Moving crew shows up unexpectedly and there's a big panic over who's going to remove this big tree that's in the way. His young partner takes off after the tree w/ the excavator and starts tearing branches out. But he can only reach up like 25'. So this hockey dad decides he'll ride in the excavator bucket w/ the chainsaw and cut the top out. First couple cuts went OK. What he didn't realize was that the big multi-pair telephone cable that the tree has grown into was putting a big side load on the tree. Care to guess what happens next?
Yup, his first cut BELOW the telephone cable releases that part of the tree, it shoots sideways, and it just cleans him right out of the bucket. Lands on his back where, fortunately, he'd removed a picket fence before going up. I guess we can give him credit for having at least a partial plan. Unfortunately, the 4x4" stub that remained fractured his arm.

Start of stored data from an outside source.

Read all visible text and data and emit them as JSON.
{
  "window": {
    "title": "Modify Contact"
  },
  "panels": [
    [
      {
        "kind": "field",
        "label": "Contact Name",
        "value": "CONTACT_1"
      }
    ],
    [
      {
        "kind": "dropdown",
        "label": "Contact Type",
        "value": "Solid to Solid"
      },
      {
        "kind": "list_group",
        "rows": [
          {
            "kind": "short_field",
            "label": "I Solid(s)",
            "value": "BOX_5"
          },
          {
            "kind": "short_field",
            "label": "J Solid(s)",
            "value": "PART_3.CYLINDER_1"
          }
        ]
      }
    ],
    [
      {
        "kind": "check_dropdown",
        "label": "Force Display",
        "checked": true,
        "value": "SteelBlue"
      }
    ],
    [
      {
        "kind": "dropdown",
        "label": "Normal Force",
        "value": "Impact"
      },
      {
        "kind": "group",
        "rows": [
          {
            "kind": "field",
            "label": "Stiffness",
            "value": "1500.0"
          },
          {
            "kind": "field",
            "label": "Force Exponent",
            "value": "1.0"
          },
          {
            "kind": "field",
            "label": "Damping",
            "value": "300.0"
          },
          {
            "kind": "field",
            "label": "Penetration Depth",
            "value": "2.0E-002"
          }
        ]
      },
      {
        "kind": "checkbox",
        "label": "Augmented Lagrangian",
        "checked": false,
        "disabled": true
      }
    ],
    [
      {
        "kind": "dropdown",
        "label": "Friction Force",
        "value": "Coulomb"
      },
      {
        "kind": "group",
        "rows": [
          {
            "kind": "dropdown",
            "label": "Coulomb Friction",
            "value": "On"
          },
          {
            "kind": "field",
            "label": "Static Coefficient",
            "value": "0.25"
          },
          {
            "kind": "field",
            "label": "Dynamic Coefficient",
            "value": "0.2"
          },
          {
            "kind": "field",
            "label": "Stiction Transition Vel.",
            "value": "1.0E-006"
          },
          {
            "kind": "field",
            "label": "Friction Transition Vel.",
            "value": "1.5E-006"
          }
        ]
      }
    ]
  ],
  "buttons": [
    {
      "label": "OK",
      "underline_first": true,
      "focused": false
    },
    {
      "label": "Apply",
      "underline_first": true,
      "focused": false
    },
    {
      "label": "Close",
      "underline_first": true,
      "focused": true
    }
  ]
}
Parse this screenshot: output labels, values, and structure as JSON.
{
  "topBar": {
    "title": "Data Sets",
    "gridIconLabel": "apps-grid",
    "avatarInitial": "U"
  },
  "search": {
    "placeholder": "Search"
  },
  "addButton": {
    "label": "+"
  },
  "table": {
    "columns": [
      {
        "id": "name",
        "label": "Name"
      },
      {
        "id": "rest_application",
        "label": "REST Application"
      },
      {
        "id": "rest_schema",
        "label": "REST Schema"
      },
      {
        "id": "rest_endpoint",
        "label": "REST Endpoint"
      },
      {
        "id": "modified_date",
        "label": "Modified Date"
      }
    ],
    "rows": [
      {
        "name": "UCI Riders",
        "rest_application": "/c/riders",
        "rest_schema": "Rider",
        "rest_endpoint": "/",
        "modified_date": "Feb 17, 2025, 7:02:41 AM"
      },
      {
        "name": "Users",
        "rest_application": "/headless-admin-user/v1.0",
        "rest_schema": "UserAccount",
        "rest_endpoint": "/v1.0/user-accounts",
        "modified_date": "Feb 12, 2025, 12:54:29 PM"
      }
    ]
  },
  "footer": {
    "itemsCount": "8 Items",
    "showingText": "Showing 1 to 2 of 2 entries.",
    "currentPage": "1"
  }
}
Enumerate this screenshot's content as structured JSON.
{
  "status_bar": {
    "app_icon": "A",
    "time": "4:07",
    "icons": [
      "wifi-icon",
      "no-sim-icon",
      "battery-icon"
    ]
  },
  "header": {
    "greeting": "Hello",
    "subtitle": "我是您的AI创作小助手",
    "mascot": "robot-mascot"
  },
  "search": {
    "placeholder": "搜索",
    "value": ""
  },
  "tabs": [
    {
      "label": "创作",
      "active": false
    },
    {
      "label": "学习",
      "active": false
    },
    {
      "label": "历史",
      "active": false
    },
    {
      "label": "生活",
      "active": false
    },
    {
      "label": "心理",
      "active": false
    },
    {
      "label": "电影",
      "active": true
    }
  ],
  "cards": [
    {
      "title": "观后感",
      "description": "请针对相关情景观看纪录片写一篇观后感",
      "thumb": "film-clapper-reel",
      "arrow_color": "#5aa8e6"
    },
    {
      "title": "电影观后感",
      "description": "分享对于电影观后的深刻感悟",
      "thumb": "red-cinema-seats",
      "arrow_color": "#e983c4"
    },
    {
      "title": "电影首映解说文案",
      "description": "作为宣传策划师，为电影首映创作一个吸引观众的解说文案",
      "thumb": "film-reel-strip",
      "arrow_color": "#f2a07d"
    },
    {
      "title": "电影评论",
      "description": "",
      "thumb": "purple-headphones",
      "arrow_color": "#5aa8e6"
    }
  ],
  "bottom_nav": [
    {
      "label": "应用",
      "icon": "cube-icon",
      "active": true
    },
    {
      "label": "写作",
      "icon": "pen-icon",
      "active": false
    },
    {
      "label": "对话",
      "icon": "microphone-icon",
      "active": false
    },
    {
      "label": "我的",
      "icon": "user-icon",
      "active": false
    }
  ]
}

But wait, there's more. Horrified by what just happened, the other operator jumps out of the excavator and comes running over to hockey dad (who's still laid out on the front yard). Remember the chainsaw? It's still running in the bucket. While the young guy is leaning over hockey dad, the vibrating saw falls out of the bucket and comes crashing down on his head, and then gives hockey dad a "duelling" scar right across his face. What a train wreck...
He can laugh about it now, but I'll bet there was minimal chuckling at the time. The two both survived (with minimal scaring from what I can see). Still digging holes, but subing out the treework.